HOW TO WITHDRAW TENDERED SHARES AND OTHER INQUIRIES
To reject the ARMZ Offer, you should do nothing. The Offer is open for acceptance until February 1, 2010. Tendering your shares before the Special Committee and its advisors have had an opportunity to explore all available alternatives may preclude the possibility of a superior strategic transaction emerging.
Shareholders who have already tendered their shares to the ARMZ Offer can withdraw them at any time before they have been taken up and accepted for payment by ARMZ. Shareholders holding shares through a dealer, broker or other nominee should contact such dealer, broker or nominee to withdraw their common shares.
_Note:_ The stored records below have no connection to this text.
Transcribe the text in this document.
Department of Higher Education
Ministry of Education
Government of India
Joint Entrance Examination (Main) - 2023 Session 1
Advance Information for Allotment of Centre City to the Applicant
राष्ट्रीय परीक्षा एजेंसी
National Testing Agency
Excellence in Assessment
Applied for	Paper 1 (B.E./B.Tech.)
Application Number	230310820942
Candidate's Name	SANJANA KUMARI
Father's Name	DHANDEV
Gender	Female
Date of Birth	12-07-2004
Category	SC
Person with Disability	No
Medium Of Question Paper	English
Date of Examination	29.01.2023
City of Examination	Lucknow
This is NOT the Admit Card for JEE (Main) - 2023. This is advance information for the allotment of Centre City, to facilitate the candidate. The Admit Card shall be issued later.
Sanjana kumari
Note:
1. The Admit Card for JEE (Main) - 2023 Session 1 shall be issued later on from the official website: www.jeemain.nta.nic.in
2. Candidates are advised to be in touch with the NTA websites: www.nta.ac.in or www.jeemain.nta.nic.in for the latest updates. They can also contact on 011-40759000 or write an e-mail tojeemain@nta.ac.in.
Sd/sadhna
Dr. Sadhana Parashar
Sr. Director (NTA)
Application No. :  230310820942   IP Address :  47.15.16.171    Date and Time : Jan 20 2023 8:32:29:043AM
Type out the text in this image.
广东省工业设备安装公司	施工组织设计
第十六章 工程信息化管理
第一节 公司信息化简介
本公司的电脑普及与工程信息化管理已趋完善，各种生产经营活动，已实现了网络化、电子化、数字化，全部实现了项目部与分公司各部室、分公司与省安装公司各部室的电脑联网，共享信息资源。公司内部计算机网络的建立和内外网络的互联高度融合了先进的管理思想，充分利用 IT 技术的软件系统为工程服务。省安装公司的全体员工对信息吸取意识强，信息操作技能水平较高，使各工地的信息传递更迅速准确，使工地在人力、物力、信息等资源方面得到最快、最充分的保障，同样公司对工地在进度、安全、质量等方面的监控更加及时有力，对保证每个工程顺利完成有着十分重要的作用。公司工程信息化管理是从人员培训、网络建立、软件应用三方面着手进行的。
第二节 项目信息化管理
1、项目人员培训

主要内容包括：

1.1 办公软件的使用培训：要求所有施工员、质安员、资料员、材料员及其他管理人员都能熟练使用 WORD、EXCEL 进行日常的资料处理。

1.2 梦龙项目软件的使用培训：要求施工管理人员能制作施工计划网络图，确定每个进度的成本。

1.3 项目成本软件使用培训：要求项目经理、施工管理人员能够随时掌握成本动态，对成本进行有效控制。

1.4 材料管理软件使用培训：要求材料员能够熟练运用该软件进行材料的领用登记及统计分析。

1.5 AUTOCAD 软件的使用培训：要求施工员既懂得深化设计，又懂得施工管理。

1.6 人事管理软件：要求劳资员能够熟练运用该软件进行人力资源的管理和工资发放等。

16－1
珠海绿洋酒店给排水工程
Shareholders may also contact the information agent retained by Khan:
100 University Avenue 11th Floor, South Tower Toronto, Ontario M5J 2Y1
North American Toll-Free Number: 1-866-374-9877 Banks and Brokers and Collect Number: 1-212-806-6859 Email: gsproxygroup@gscorp.com
KHAN RESOURCES INC.
Khan Resources Inc. (TSX:KRI) is a Canadian company engaged in the acquisition, exploration and development of uranium properties. Its current activities are focused on the Dornod area in northeastern Mongolia, the site of a former Russian open-pit uranium mine. Khan holds interests in the Main Dornod Property, licensed for mining, and in the Additional Dornod Property, licensed for exploration. The Company’s website is www.khanresources.com.